You can put any equation you wanted.

[18]:
word_vector_news.calculator('anwar + amerika + mahathir', num_closest=8, metric='cosine',
                      return_similarity=False)
[18]:
['mahathir',
 'anwar',
 'trump',
 'duterte',
 'netanyahu',
 'jokowi',
 'rusia',
 'kj',
 'obama']
[19]:
word_vector_wiki.calculator('anwar + amerika + mahathir', num_closest=8, metric='cosine',
                      return_similarity=False)
[19]:
['mahathir',
 'anwar',
 'sukarno',
 'suharto',
 'hamas',
 'sparta',
 'amerika',
 'iraq',
 'lubnan']

Visualize scatter-plot

[20]:
word = 'anwar'
result = word_vector_news.n_closest(word=word, num_closest=8, metric='cosine')
data = word_vector_news.scatter_plot(result, centre = word)
_images/load-wordvector_25_0.png
[21]:
word = 'anwar'
result = word_vector_wiki.n_closest(word=word, num_closest=8, metric='cosine')
data = word_vector_wiki.scatter_plot(result, centre = word)
_images/load-wordvector_26_0.png

Visualize tree-plot

[22]:
word = 'anwar'
result = word_vector_news.n_closest(word=word, num_closest=8, metric='cosine')
data = word_vector_news.tree_plot(result)
<Figure size 504x504 with 0 Axes>
_images/load-wordvector_28_1.png
[23]:
word = 'anwar'
result = word_vector_wiki.n_closest(word=word, num_closest=8, metric='cosine')
data = word_vector_wiki.tree_plot(result)
<Figure size 504x504 with 0 Axes>
_images/load-wordvector_29_1.png

Visualize social-network

def network(
    self,
    word,
    num_closest = 8,
    depth = 4,
    min_distance = 0.5,
    iteration = 300,
    figsize = (15, 15),
    node_color = '#72bbd0',
    node_factor = 50,
):

    """
    plot a social network based on word given

    Parameters
    ----------
    word : str
        centre of social network.
    num_closest: int, (default=8)
        number of words closest to the node.
    depth: int, (default=4)
        depth of social network. More deeper more expensive to calculate, big^O(num_closest ** depth).
    min_distance: float, (default=0.5)
        minimum distance among nodes. Increase the value to increase the distance among nodes.
    iteration: int, (default=300)
        number of loops to train the social network to fit min_distace.
    figsize: tuple, (default=(15, 15))
        figure size for plot.
    node_color: str, (default='#72bbd0')
        color for nodes.
    node_factor: int, (default=10)
        size factor for depth nodes. Increase this value will increase nodes sizes based on depth.
[24]:
g = word_vector_news.network('mahathir', figsize = (10, 10), node_factor = 50, depth = 3)
_images/load-wordvector_31_0.png
[25]:
g = word_vector_wiki.network('mahathir', figsize = (10, 10), node_factor = 50, depth = 3)
_images/load-wordvector_32_0.png

Get embedding from a word

[28]:
word_vector_wiki.get_vector_by_name('najib').shape
[28]:
(256,)

If a word not found in the vocabulary, it will throw an exception with top-5 nearest words

[26]:
word_vector_wiki.get_vector_by_name('husein-comel')
---------------------------------------------------------------------------
Exception                                 Traceback (most recent call last)
<ipython-input-26-0460b04adbfb> in <module>
----> 1 word_vector_wiki.get_vector_by_name('husein-comel')
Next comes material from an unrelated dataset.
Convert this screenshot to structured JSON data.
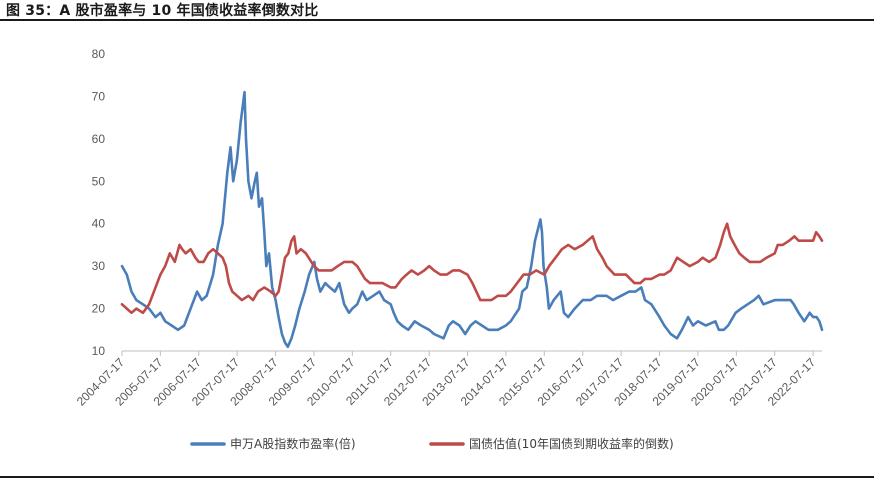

~/Documents/Malaya/malaya/wordvector.py in get_vector_by_name(self, word)
    127             raise Exception(
    128                 'input not found in dictionary, here top-5 nearest words [%s]'
--> 129                 % (strings)
    130             )
    131         return self._embed_matrix[self._dictionary[word]]

Exception: input not found in dictionary, here top-5 nearest words [husein, husei, husenil, husen, secomel]